Taptapani is famous for its hot sulfur water spring, present in Sanakhemundi Block of Ganjam district. But, nearest town is Mohana, which about 18 km away in Gajapati district.

Etymology
The name “Taptapani” also suggests that. “Tapta” means hot and “pani” means water.

Hot spring
The hot water from the natural spring of Taptapani are attributed with medicinal properties and can be bathed in at the pond created next to the hot spring. The hot spring is situated at the eastern slope of the eastern ghat at a crest of the hill with in the lush green forest having wide range of flora and fauna.

Tourist attraction
The other attractions of Taptapani are its tribal communities and the picturesque landscape. There is also a deer park maintained by the forest department.

Transport
Taptapani enjoys comfortable transport facility from major cities of Odisha i.e. Bhubaneswar, Cuttack, Berhampur, Rayagada, Jeypore & Malkangiri. The nearest railway station is Berhampur Railway Station, lies on Howrah - Chennai main line

Accommodation
The sprawling Panthanivas is the only shelter for tourists at Taptapani. The two AC suites have a common balcony and each has a huge bedroom, a dressing room and a bathroom containing a small swimming pool fed by the warm water from the hot springs.
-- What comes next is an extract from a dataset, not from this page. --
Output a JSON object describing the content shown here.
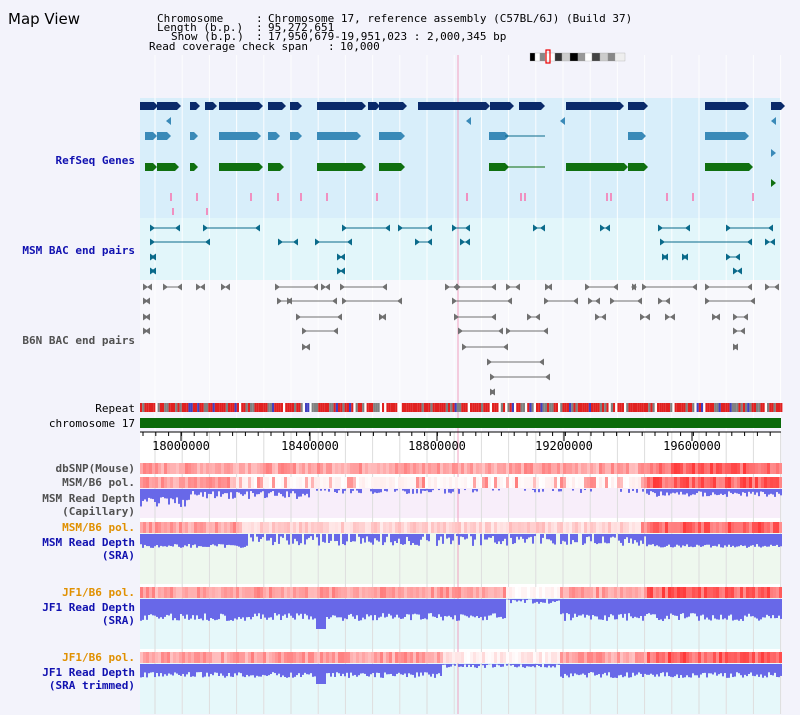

The cottages overlook a pristine valley replete with various shades of green. Anyone can leisurely spend hours sitting here. The Dining Hall is strategically placed in between two crests of mountain fold. A few minutes walk from here will take to Kandimata Mandir where the locals take a bath in the spring before offering their daily prayers. There is also a deer park maintained by the local forest department.